The Crucial Conversations framework for handling difficult conversations

Awareness

The first step to handling difficult conversations is to be aware of when they start happening and to be aware of your behavior when in the midst of such a conversation. The book “Crucial Conversations” defines these conversations as,

The day to day conversations that affect your life. They have the following characteristics: Opposing opinions, Strong emotions and High stakes.

The results of these conversations could have a huge impact on your lives. Despite the importance of these conversations, we some times back away from having them. We remain silent, we send email, we leave voicemails, we change the topic! Given how important these are and how much of an impact these could have on us, we surprisingly don’t do well at them. In fact, we are on our worst behavior. We default to a primitive state where emotion takes over, adrenaline + the fight/flight drive kicks in. We resort to sarcasm, thinly veiled attacks, passive aggression etc.

Leaders: don’t avoid hard conversations

Leaders don’t always directly address issues because they are not comfortable having those conversations. Numbers are easy, reports are easy but talking to human beings especially when delivering negative feedback is not easy and leaders tend to avoid or postphone them. They sometimes just work around the problem by changing policies, processes, KPI’s etc.

It’s also not fair to those employees who are missing out on hearing feedback that could tell them where they need to improve, how they could fix things etc etc. Today’s world is one where everyone learns and improves and does bigger + better things. If we do not give folks the opportunity to learn everday, from things they do everyday, how do we ensure success?

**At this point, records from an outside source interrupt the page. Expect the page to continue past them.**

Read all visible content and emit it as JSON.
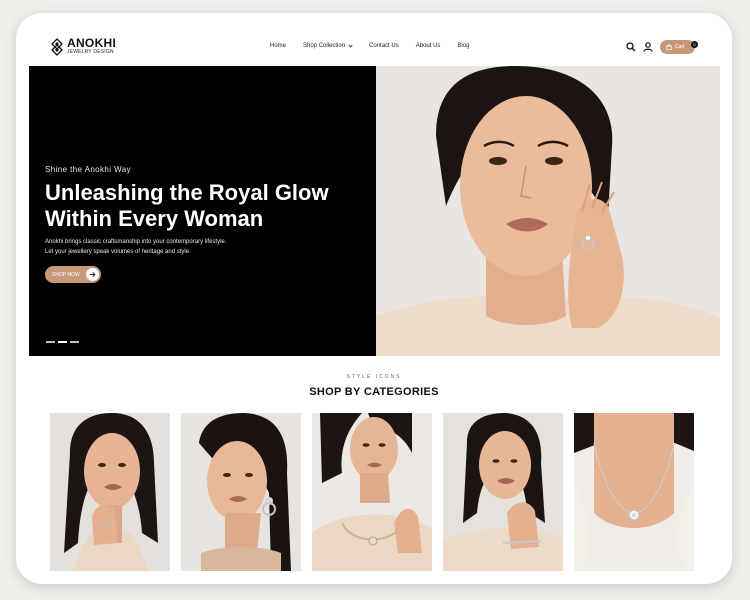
{
  "brand": {
    "name": "ANOKHI",
    "tagline": "JEWELRY DESIGN"
  },
  "nav": {
    "items": [
      {
        "label": "Home"
      },
      {
        "label": "Shop Collection",
        "has_dropdown": true
      },
      {
        "label": "Contact Us"
      },
      {
        "label": "About Us"
      },
      {
        "label": "Blog"
      }
    ]
  },
  "header": {
    "cart_label": "Cart",
    "cart_count": "0",
    "icons": [
      "search-icon",
      "user-icon",
      "bag-icon"
    ]
  },
  "hero": {
    "eyebrow": "Shine the Anokhi Way",
    "title": "Unleashing the Royal Glow Within Every Woman",
    "description_line1": "Anokhi brings classic craftsmanship into your contemporary lifestyle.",
    "description_line2": "Let your jewellery speak volumes of heritage and style.",
    "button_label": "SHOP NOW",
    "slides": 3,
    "active_slide": 2
  },
  "categories": {
    "eyebrow": "STYLE ICONS",
    "title": "SHOP BY CATEGORIES",
    "cards": [
      {
        "image": "woman-wearing-ring"
      },
      {
        "image": "woman-wearing-earring"
      },
      {
        "image": "woman-wearing-necklace-and-ring"
      },
      {
        "image": "woman-wearing-bracelet"
      },
      {
        "image": "pendant-necklace"
      }
    ]
  },
  "colors": {
    "accent": "#c69a78",
    "hero_bg": "#000000",
    "frame_bg": "#ffffff",
    "page_bg": "#f1efec"
  }
}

How do we go about building a high performing team with this critical piece missing?

Free flow of information

The best chance of working successfully through a difficult conversation is to ensure free flow of information. Once all the potential information that could affect a decision or a viewpoint is on the table, a decision made then, could be the closest thing to the right decision. The other benefit of having everyone share their thoughts and opinions before making a decision is that people support the decision, once its made. For people to buy in to the decision, having been part of its making is a great plus.

Fools choices

Fools choices are when you believe you need to choose from one of two bad options.

When all the information is on the table, there’s also a better chance of avoiding Fool’s choices. For example, you may feel like you need to choose between being honest and being truthful, when you don’t really have to choose one or the other. You can do both at the same time.

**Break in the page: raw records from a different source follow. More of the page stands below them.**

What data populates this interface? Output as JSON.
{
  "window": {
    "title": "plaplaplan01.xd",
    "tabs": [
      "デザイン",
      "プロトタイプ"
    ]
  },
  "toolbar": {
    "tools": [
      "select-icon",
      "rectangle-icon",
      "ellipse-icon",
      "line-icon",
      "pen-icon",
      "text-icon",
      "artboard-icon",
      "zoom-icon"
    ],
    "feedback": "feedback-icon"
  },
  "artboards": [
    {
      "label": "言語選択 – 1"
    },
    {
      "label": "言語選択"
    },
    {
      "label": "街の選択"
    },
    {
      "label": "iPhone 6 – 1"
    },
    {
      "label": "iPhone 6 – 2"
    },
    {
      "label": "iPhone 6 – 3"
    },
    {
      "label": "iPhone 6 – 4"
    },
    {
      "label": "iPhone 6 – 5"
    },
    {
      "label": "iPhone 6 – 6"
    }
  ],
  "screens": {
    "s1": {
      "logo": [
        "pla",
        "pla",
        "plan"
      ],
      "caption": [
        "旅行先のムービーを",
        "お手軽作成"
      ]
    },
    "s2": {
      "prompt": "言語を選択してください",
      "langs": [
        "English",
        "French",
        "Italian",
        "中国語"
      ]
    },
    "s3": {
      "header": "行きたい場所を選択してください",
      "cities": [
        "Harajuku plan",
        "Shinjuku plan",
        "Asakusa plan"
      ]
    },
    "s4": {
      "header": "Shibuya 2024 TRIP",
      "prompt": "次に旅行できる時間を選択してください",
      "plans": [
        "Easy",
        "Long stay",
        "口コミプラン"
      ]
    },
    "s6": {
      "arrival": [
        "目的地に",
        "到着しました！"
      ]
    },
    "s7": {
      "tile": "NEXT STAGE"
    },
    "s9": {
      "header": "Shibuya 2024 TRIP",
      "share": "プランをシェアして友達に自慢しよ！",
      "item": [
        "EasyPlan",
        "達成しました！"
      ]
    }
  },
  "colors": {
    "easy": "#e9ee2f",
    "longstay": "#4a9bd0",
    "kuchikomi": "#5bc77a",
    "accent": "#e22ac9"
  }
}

With some free flow of information, you may actually realize that there are more options than you initially realized, going into the discussion. Listening to other’s thoughts may actually help your realize why they think that way, that they are not really wrong and how your initial options may have been formed based on incomplete information. When you get all the information out during a discussion, before a decision, you are building the pool of shared meaning.

A shared pool of meaning

The pool of meaning: each of us enters conversations with our opinions, feelings, theories and experiences about the topic at hand. This is our pool of meaning, this is what drives us in certain ways and in certain directions.

When we start the conversation, we may not share the same pool of meaning. We are all operating from our own private pools. Once we start discussing, start sharing openingly the pool grows. All the information that would have otherwise remained in our heads and affected how we view the decision is now part of a public pool that others share. Individuals are now exposed to more accurate and relevant information. They can now make better choices with the better information they now have.

Putting it all together

When you provide a forum for discussion and to honestly air your views, there’s a good chance that people will talk about their ideas or what’s bothering them about a certain solution. This gives the group and you as a manager to address their concerns and thus come to a mutually agreeable conclusion. You are able to move people from quietly criticizing + passively resisting to openly discussion + actively supporting the decision.